"Você está pronto?"
Palavras mais seguras nunca foram repetidas de maneira mais cuidadosa ou proposital durante um episódio de TV para um sobrevivente de estupro.
Nas quintas feiras Anatomia de Grey, um episódio intitulado "Silent All These Years", aprendemos a história da mãe biológica de Jo e por que ela a abandonou. Embora seja lentamente divulgado que ela foi estuprada por seu TA na faculdade e ficou grávida, vemos arcos de histórias paralelas sobre a violência contra as mulheres.

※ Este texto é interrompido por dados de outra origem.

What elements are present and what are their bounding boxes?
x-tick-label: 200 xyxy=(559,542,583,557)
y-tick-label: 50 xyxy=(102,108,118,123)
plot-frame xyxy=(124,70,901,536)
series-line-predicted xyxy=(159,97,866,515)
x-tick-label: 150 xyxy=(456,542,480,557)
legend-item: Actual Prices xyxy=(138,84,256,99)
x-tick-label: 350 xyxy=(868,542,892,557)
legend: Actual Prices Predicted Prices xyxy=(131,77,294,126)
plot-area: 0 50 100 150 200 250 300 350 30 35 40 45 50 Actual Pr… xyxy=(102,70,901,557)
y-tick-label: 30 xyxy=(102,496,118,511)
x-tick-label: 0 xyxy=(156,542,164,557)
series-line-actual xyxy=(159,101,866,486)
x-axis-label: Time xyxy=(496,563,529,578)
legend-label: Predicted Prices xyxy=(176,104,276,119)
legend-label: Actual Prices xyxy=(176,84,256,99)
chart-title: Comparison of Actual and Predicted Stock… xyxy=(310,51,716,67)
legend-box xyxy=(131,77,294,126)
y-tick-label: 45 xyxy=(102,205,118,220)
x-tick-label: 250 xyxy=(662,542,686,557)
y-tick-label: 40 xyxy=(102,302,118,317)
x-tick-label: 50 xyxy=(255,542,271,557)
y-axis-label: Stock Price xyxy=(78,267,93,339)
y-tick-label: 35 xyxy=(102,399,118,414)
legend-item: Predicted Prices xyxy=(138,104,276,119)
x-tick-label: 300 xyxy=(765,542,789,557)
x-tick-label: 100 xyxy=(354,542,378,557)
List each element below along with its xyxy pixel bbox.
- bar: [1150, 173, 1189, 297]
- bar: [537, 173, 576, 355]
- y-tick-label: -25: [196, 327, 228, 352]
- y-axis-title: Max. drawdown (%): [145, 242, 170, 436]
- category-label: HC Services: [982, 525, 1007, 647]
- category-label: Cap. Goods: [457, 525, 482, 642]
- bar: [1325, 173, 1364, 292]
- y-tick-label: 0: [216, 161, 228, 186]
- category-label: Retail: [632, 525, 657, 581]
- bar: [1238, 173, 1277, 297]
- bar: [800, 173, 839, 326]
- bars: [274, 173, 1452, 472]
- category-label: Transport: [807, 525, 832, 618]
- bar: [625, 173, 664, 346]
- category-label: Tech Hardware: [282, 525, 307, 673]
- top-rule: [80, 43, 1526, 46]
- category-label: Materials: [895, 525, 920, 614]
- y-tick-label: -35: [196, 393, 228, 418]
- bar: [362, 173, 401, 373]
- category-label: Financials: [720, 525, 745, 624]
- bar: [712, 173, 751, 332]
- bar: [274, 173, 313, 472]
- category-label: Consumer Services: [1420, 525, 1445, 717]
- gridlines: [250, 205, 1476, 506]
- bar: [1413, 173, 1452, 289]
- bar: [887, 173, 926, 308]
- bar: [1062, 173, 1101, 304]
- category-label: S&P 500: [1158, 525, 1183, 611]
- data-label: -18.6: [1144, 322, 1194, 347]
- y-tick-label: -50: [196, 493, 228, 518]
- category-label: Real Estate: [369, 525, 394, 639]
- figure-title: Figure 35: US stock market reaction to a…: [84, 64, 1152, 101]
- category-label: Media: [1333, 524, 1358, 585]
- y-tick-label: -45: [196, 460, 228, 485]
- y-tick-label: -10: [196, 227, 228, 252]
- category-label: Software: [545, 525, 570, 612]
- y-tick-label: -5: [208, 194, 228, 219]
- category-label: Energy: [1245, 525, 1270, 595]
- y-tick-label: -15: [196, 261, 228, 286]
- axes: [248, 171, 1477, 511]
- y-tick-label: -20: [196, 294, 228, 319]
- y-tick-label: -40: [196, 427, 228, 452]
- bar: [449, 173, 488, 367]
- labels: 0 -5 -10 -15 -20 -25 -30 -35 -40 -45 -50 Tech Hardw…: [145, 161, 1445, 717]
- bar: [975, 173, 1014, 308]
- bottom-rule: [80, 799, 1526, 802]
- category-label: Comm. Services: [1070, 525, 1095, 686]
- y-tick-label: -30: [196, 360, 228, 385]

Nós revisitamos o abuso do ex-marido de Jo sobre ela; Teddy discute sua experiência vendo sobreviventes masculinos e femininos de agressão sexual nas forças armadas; e, em primeiro plano, a experiência de Abby, a paciente em destaque no episódio.
Abby chega ao hospital para um corte na bochecha, e rapidamente sabemos que algo aconteceu com ela. Ela parece perdida, assustada e indefesa. Assim que ela agarra a mão de Jo quando um homem entra na sala, sabemos o que foi. Como a equipe do hospital ao seu lado, podemos sentir isso.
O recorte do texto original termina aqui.